Through its Scholars at Risk program, Yale brings scholars from around the world facing dangerous conditions to New Haven so they can work freely.

Yale is expanding its Scholars at Risk program, which provides temporary professional appointments and a welcoming community on campus for academics, writers, artists, and activists who face persecution. These scholars come from countries where conflict or oppressive regimes prevent them from working safely.

Yale now hosts 14 scholars from eight countries across five schools. But bringing these scholars to campus can be challenging. Many face significant hurdles to leaving their countries of origin. Once here, they must adjust to new personal and professional trajectories.  

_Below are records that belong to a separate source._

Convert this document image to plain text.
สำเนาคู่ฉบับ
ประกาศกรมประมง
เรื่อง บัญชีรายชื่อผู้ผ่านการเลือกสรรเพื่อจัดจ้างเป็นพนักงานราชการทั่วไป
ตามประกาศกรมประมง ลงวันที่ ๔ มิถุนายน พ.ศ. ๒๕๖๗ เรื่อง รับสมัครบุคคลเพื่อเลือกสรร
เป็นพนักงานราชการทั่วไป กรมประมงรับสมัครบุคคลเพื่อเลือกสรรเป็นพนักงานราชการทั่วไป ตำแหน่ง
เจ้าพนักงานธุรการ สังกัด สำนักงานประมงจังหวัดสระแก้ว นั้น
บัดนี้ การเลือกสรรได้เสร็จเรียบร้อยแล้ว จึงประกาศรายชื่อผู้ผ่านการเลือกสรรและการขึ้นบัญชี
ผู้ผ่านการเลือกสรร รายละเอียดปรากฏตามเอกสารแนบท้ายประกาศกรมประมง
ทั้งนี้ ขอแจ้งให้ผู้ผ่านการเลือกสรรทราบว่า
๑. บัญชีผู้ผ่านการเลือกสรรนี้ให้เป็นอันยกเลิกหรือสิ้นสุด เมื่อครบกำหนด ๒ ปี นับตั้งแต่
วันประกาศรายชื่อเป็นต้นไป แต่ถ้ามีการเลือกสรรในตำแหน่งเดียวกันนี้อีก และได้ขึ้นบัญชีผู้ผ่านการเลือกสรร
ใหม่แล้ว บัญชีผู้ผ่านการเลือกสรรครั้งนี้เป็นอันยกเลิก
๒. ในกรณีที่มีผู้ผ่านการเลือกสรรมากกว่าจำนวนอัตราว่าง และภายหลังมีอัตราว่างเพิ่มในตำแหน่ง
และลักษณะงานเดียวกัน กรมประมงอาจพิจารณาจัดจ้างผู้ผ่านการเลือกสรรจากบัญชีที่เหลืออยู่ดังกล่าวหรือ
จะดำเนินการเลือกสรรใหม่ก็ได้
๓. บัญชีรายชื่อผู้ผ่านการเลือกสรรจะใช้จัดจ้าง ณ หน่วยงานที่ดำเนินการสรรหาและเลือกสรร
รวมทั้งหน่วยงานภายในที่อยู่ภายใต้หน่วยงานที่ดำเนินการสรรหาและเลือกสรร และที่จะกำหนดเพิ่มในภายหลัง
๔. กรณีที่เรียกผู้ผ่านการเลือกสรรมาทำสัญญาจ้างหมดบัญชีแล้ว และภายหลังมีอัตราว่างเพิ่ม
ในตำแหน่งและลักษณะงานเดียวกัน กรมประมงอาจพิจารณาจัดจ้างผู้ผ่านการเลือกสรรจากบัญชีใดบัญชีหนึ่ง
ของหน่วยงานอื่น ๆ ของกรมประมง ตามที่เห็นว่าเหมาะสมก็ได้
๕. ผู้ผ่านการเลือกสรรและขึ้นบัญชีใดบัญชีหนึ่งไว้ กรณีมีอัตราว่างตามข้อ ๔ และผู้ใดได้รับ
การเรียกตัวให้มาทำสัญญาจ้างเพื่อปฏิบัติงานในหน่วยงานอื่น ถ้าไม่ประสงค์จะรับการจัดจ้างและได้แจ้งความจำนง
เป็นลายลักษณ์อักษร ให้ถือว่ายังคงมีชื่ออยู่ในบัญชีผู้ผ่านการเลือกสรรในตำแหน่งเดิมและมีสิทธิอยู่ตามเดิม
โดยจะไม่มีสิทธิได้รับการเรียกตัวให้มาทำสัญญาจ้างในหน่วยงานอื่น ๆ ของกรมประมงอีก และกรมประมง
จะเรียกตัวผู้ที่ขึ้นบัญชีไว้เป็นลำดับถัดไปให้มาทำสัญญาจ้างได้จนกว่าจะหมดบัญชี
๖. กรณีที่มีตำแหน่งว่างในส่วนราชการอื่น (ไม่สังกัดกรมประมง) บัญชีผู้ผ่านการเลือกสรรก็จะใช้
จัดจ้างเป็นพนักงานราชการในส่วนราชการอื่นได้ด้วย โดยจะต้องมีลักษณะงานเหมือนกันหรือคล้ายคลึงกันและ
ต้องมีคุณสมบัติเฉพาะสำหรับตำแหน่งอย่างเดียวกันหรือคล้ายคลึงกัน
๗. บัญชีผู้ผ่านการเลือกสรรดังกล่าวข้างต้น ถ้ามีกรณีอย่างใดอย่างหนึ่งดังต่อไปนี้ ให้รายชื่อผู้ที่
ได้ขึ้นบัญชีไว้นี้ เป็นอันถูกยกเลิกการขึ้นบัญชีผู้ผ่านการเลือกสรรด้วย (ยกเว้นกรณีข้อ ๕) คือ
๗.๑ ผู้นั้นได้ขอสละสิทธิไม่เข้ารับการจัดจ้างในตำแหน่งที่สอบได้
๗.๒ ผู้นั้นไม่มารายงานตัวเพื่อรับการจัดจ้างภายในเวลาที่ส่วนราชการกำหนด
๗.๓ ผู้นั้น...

“Given the many global crises that are endangering scholars around the world, Yale will build on its existing efforts to provide a safe haven for imperiled researchers, artists, and thinkers,” says Yale President Peter Salovey ’86 PhD. “New investments will strengthen our ability to bring at-risk scholars to campus so that they can safely continue their work in a supportive environment. Their presence here enriches our intellectual community and reminds us of the importance of academic freedom and free expression.”

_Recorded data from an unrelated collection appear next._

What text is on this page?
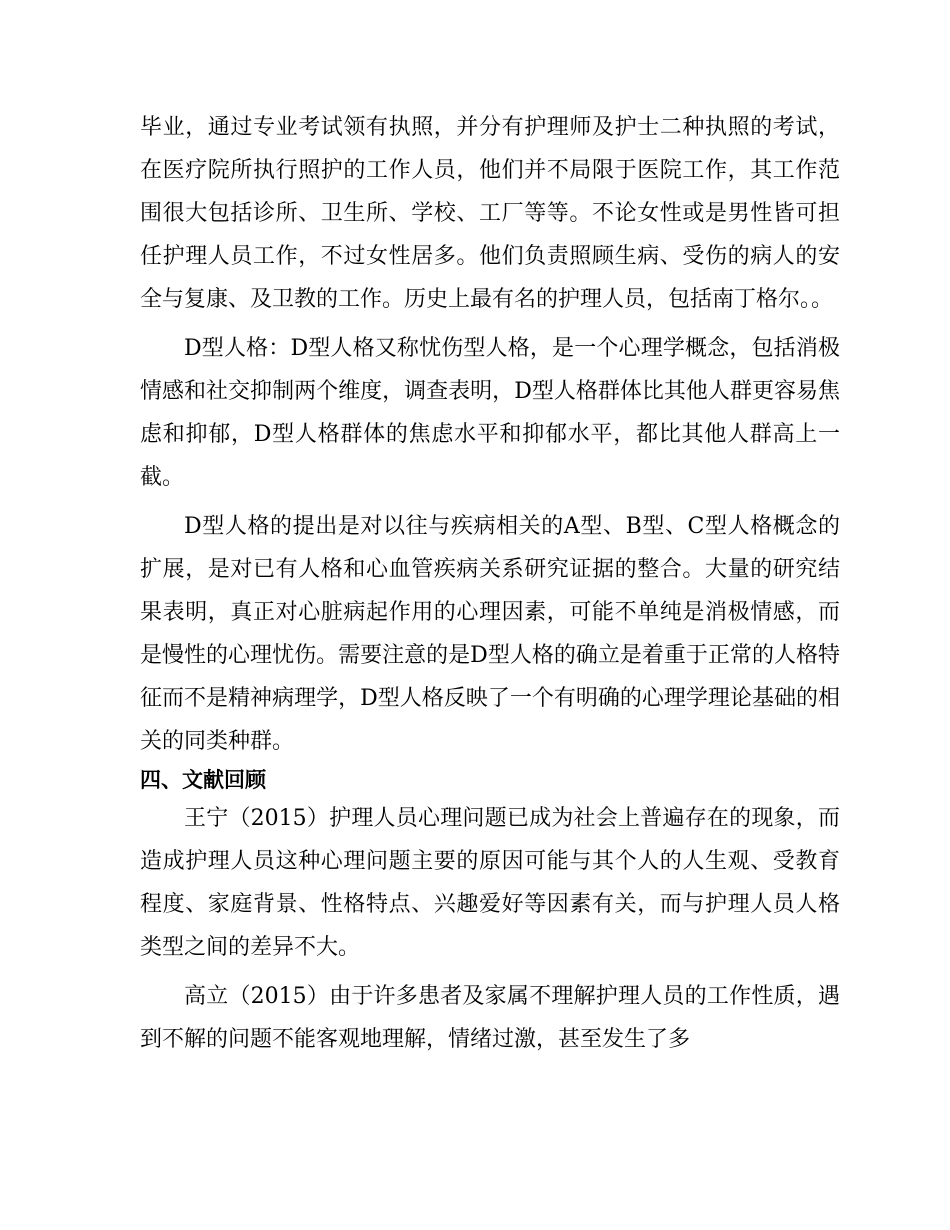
毕业，通过专业考试领有执照，并分有护理师及护士二种执照的考试，在医疗院所执行照护的工作人员，他们并不局限于医院工作，其工作范围很大包括诊所、卫生所、学校、工厂等等。不论女性或是男性皆可担任护理人员工作，不过女性居多。他们负责照顾生病、受伤的病人的安全与复康、及卫教的工作。历史上最有名的护理人员，包括南丁格尔。。

D型人格：D型人格又称忧伤型人格，是一个心理学概念，包括消极情感和社交抑制两个维度，调查表明，D型人格群体比其他人群更容易焦虑和抑郁，D型人格群体的焦虑水平和抑郁水平，都比其他人群高上一截。

D型人格的提出是对以往与疾病相关的A型、B型、C型人格概念的扩展，是对已有人格和心血管疾病关系研究证据的整合。大量的研究结果表明，真正对心脏病起作用的心理因素，可能不单纯是消极情感，而是慢性的心理忧伤。需要注意的是D型人格的确立是着重于正常的人格特征而不是精神病理学，D型人格反映了一个有明确的心理学理论基础的相关的同类种群。

四、文献回顾

王宁（2015）护理人员心理问题已成为社会上普遍存在的现象，而造成护理人员这种心理问题主要的原因可能与其个人的人生观、受教育程度、家庭背景、性格特点、兴趣爱好等因素有关，而与护理人员人格类型之间的差异不大。

高立（2015）由于许多患者及家属不理解护理人员的工作性质，遇到不解的问题不能客观地理解，情绪过激，甚至发生了多
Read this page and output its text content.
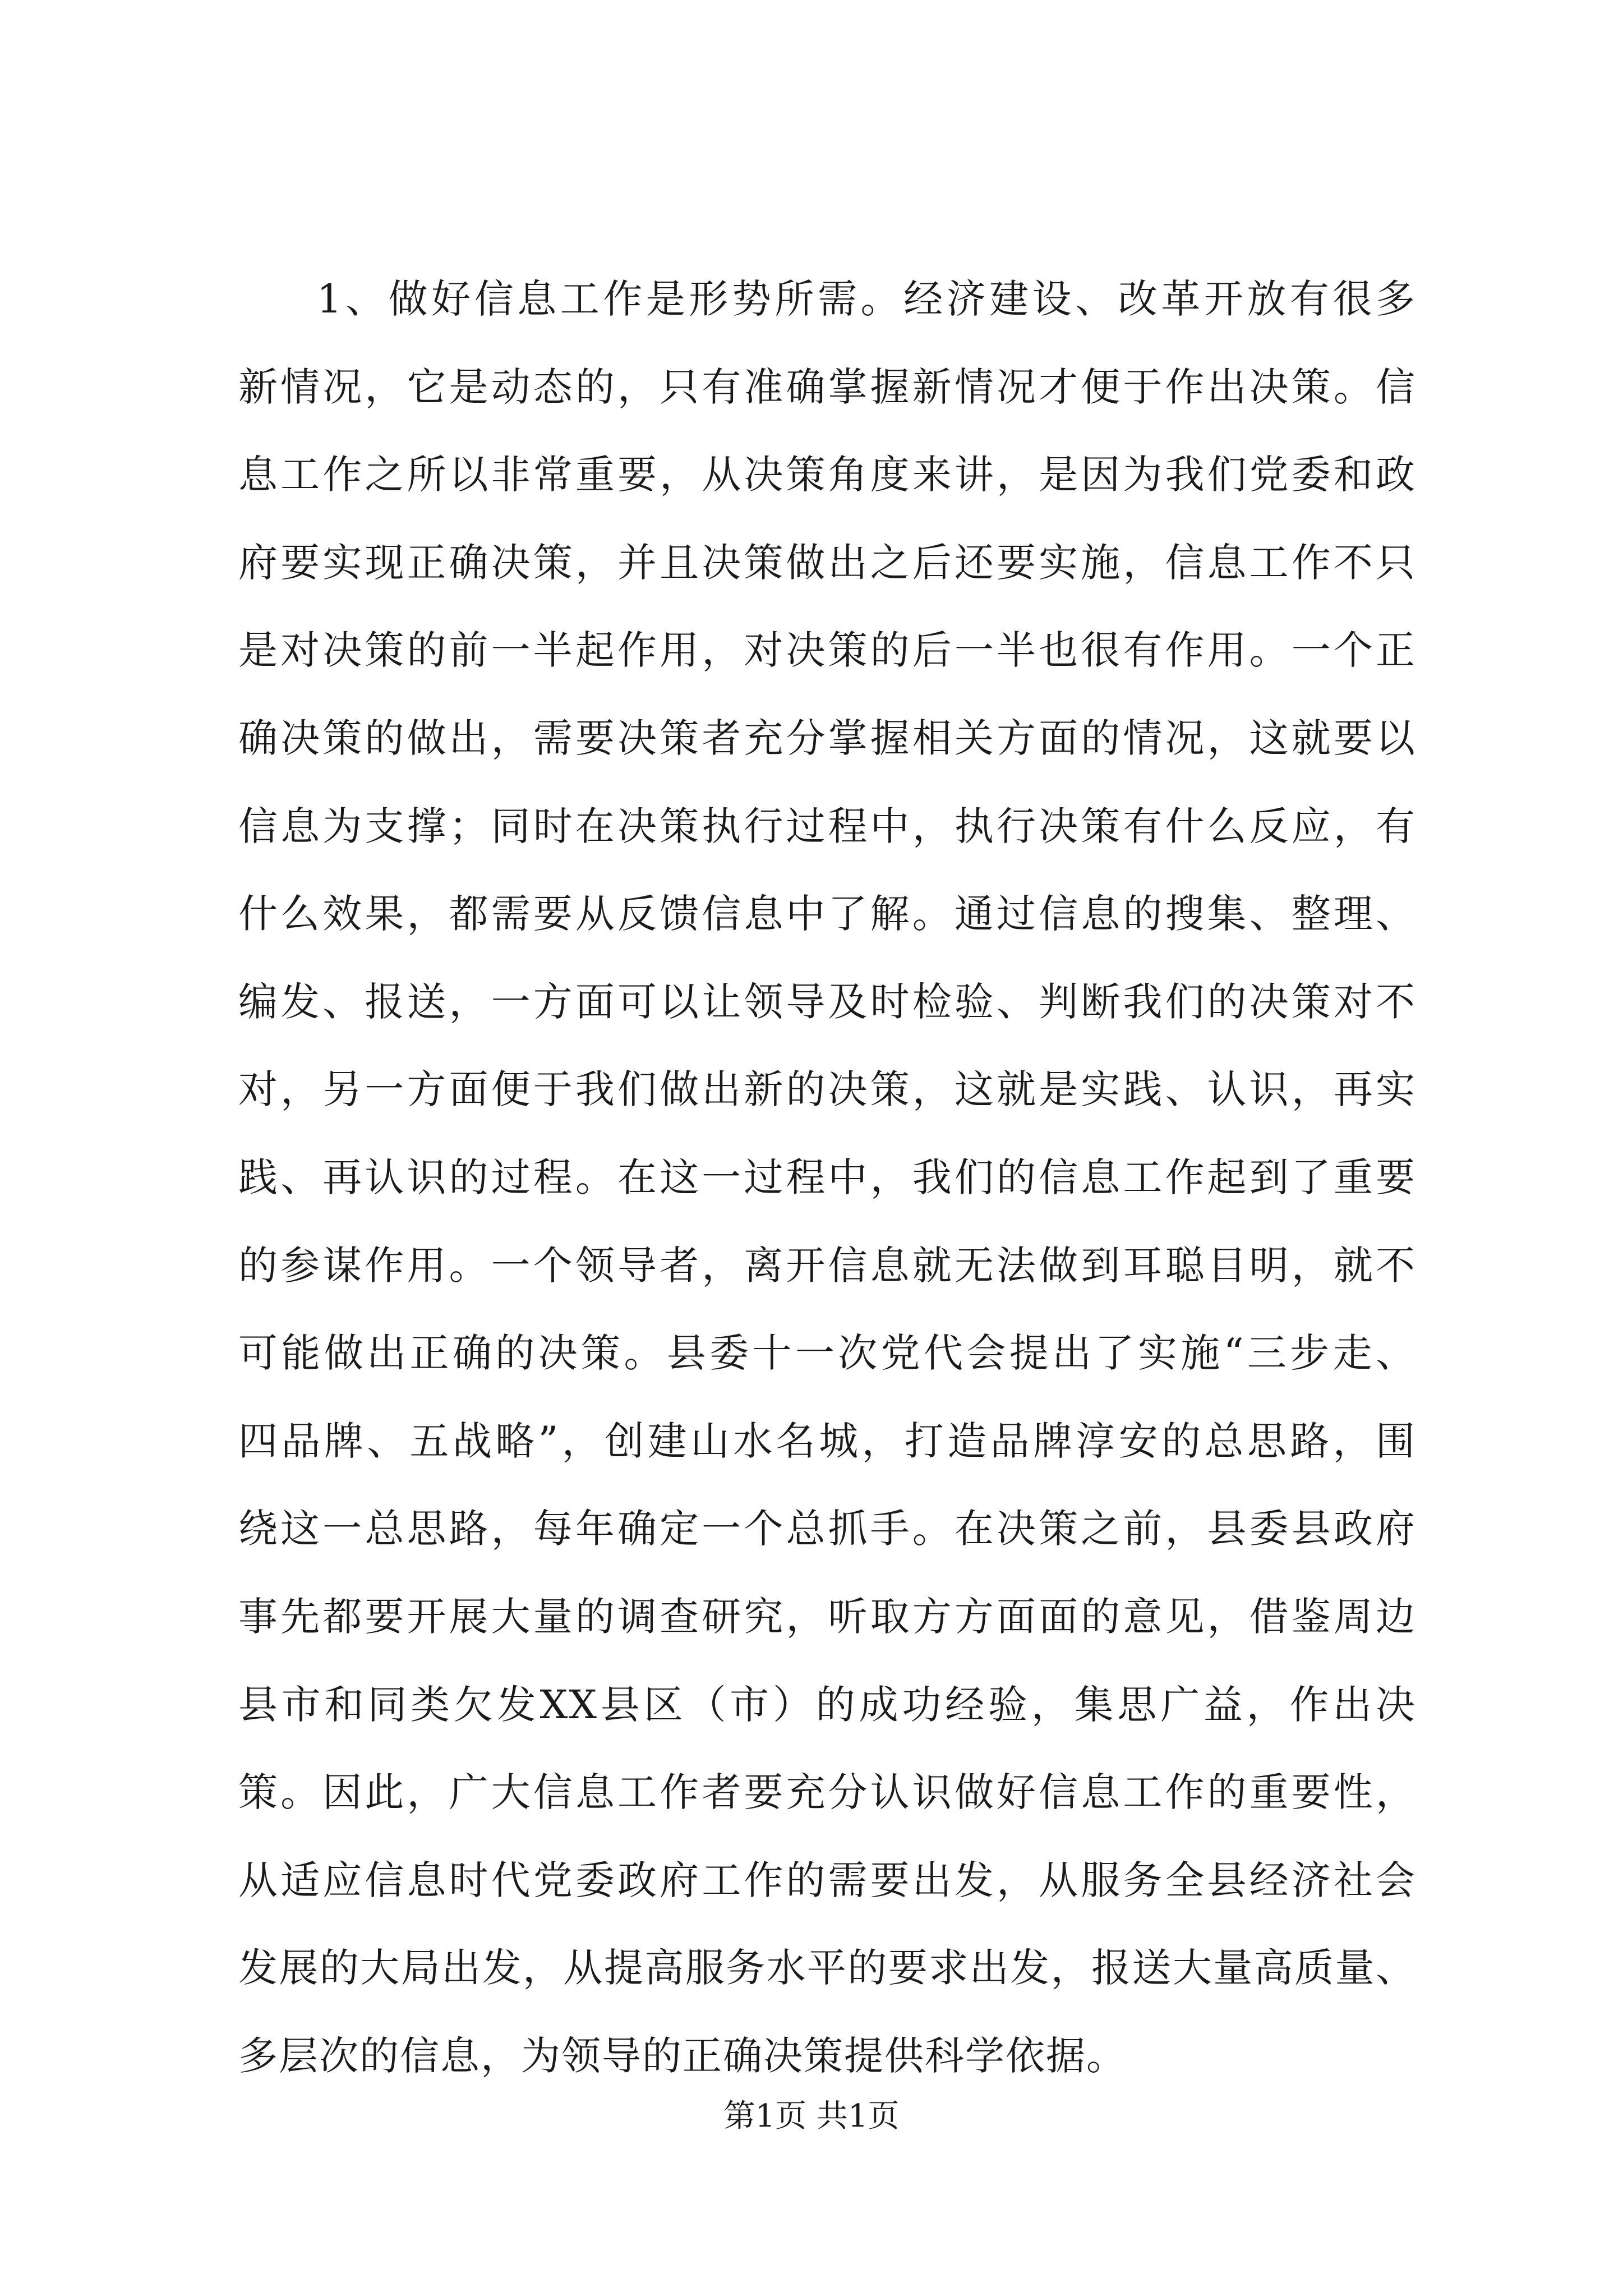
1、做好信息工作是形势所需。经济建设、改革开放有很多
新情况，它是动态的，只有准确掌握新情况才便于作出决策。信
息工作之所以非常重要，从决策角度来讲，是因为我们党委和政
府要实现正确决策，并且决策做出之后还要实施，信息工作不只
是对决策的前一半起作用，对决策的后一半也很有作用。一个正
确决策的做出，需要决策者充分掌握相关方面的情况，这就要以
信息为支撑；同时在决策执行过程中，执行决策有什么反应，有
什么效果，都需要从反馈信息中了解。通过信息的搜集、整理、
编发、报送，一方面可以让领导及时检验、判断我们的决策对不
对，另一方面便于我们做出新的决策，这就是实践、认识，再实
践、再认识的过程。在这一过程中，我们的信息工作起到了重要
的参谋作用。一个领导者，离开信息就无法做到耳聪目明，就不
可能做出正确的决策。县委十一次党代会提出了实施“三步走、
四品牌、五战略”，创建山水名城，打造品牌淳安的总思路，围
绕这一总思路，每年确定一个总抓手。在决策之前，县委县政府
事先都要开展大量的调查研究，听取方方面面的意见，借鉴周边
县市和同类欠发XX县区（市）的成功经验，集思广益，作出决
策。因此，广大信息工作者要充分认识做好信息工作的重要性，
从适应信息时代党委政府工作的需要出发，从服务全县经济社会
发展的大局出发，从提高服务水平的要求出发，报送大量高质量、
多层次的信息，为领导的正确决策提供科学依据。
第1页 共1页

Documenting Human Rights Abuses

Zahra is a visiting human rights fellow at the Orville H. Schell, Jr. Center for International Human Rights at Yale Law School. She moved to New Haven from Kabul, Afghanistan in 2022 to create a database of human rights violations committed by the Taliban.
“In Afghanistan, as a Hazara minority woman and a human rights activist, I lived under the shadow of constant threat from the Taliban,” Zahra says. “Our identity and work in human rights placed us in a perilous position, distinctly apart from the relative safety enjoyed by ordinary citizens. Every day was marked by the awareness that being an advocate for change and equality made us targets in our own homeland.”

Back in Afghanistan, while driving long distances to document human rights abuses all over country, Zahra had to completely cover her face and body, concealing her identity so as not to arise suspicion from Taliban members.
“It was a truly dangerous experience,” she says. “Now that I reflect on my life there, I realized how scared I was and how lucky I am to be safely allowed to work here at Yale.”
Zahra hopes her documentation of Taliban human rights abuses will shine a light on the organization’s disregard for international law, making it easier to prosecute them for violations.

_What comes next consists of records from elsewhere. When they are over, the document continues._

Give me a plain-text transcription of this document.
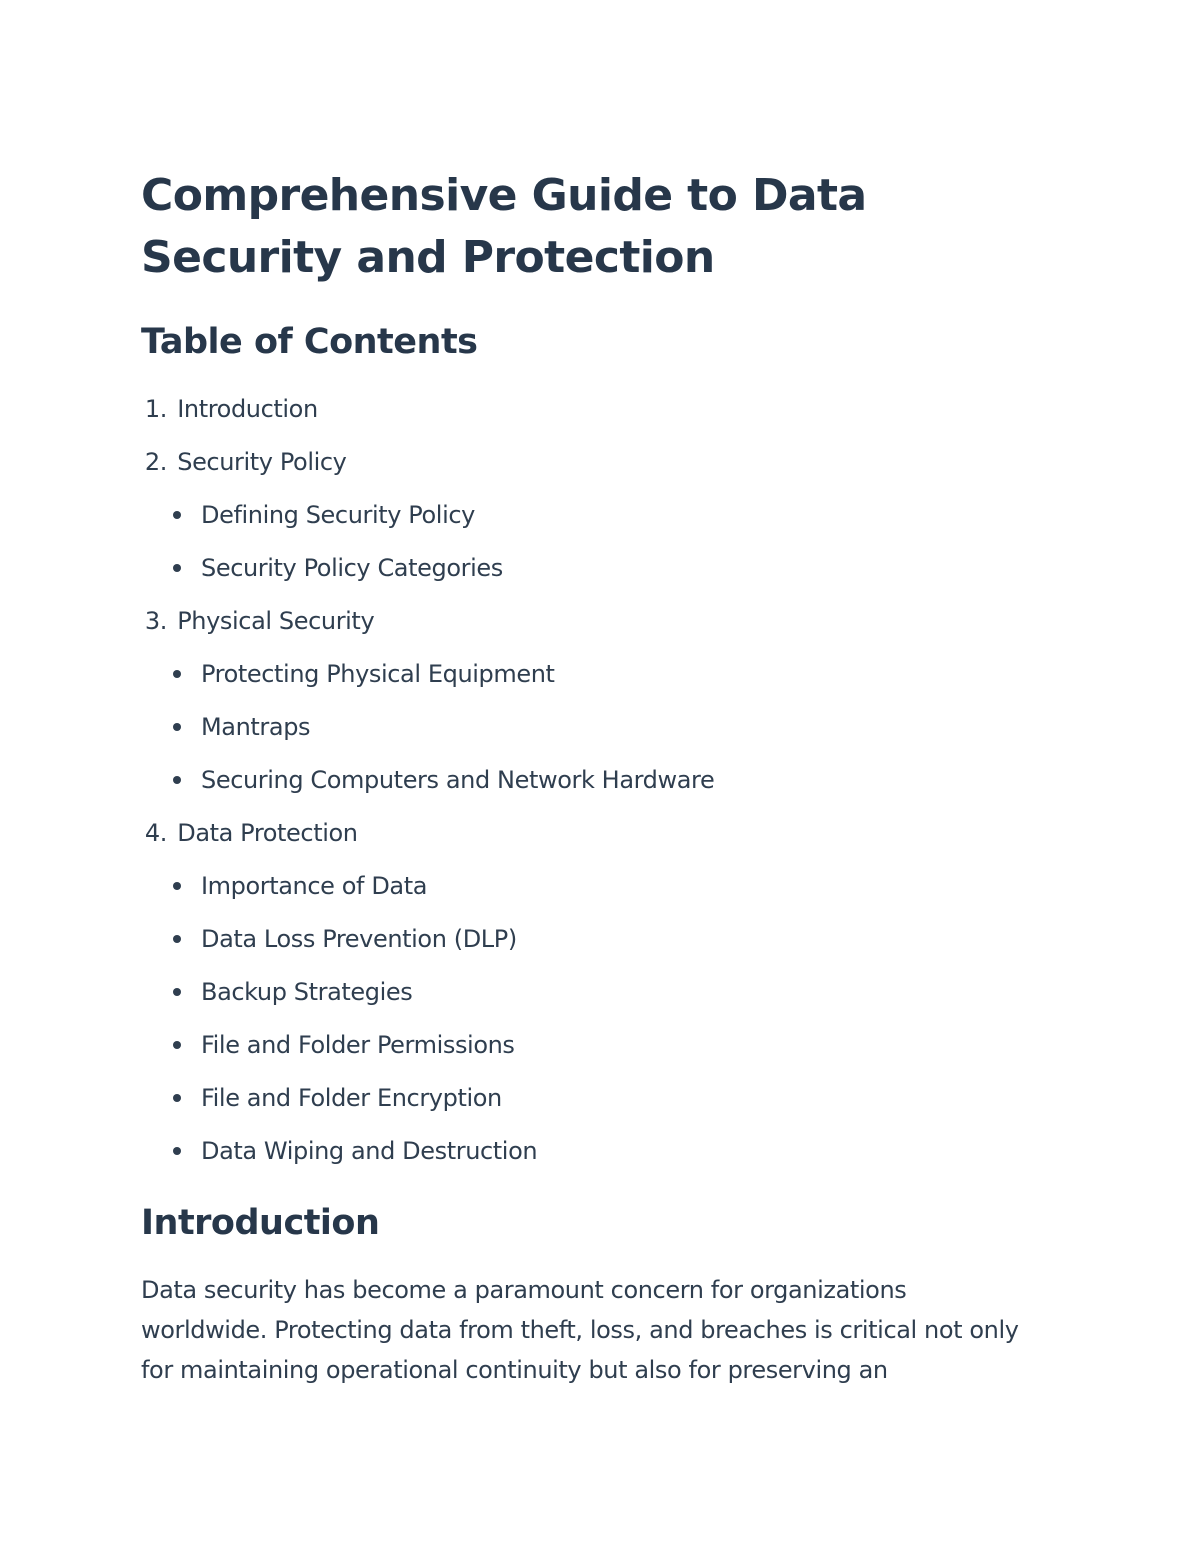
Comprehensive Guide to Data Security and Protection
Table of Contents
1. Introduction
2. Security Policy
Defining Security Policy
Security Policy Categories
3. Physical Security
Protecting Physical Equipment
Mantraps
Securing Computers and Network Hardware
4. Data Protection
Importance of Data
Data Loss Prevention (DLP)
Backup Strategies
File and Folder Permissions
File and Folder Encryption
Data Wiping and Destruction
Introduction

Data security has become a paramount concern for organizations worldwide. Protecting data from theft, loss, and breaches is critical not only for maintaining operational continuity but also for preserving an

“Being at Yale has given me access to valuable resources and has connected me with experts in the field,” Zahra says. “I’m so grateful to be here and proud to know that my work is going to make a difference for my people.”
She is also heartened by the expansion of Yale Scholars at Risk, which she sees as vital for academics and activists around the world.

“I believe it is our collective responsibility to consider scholars worldwide who need assistance,” Zahra says. “This is such an important way that Yale makes a difference and showcases its support for human rights.”


Unlocking a ‘Hidden History’

Moe, Henry Rice postdoctoral associate and lecturer in Southeast Asian studies, came to Yale in 2022 to write about Buddhist nationalism, conflict, resistance to the coup, and reconciliation in Myanmar, his homeland.

“As an ethnic and religious minority in Myanmar, I have firsthand experience with the violence and discrimination that I study,” Moe says. “In 1998, I was arrested because of who I am. If you criticize the government, you are seen as a criminal. Freedom of speech does not exist, which makes it impossible to research and write about these topics. Now, at Yale, I have academic freedom.”
Moe says his research has greatly benefitted from the resources at Yale, from colleagues and students to collections.
“When I first read the books on Myanmar in Yale’s libraries, I was stunned,” Moe says. “I was able to read many books that had been banned in Myanmar for criticizing the government. In Myanmar, we only learn one side of the story. But now, I am able to unlock the hidden history of Myanmar.”
On top of his research, Moe has taught multiple classes on religious nationalism and ethnic conflict in Southeast Asia for undergraduate and graduate students across Yale. His courses are the first in-depth classes on Myanmar offered in university history.
“In my courses, I share my experiences being oppressed as a religious minority in Buddhist nationalist Myanmar,” Moe says. “But we examine movements grounded in other religions that arise in different parts of the world. It’s fascinating to hear the diverse, global perspectives Yale students bring and seeing the work they produce comparing religious nationalism across religions and countries.”
Since coming to the United States, Moe has also become an activist, participating in public speaking and meeting with government leaders to discuss religious minorities in Myanmar.
“By bringing me here, Yale brought more than just one academic,” Moe says. “Yale brought the stories of my people, and amplified the voices of a community that deserves to be heard.”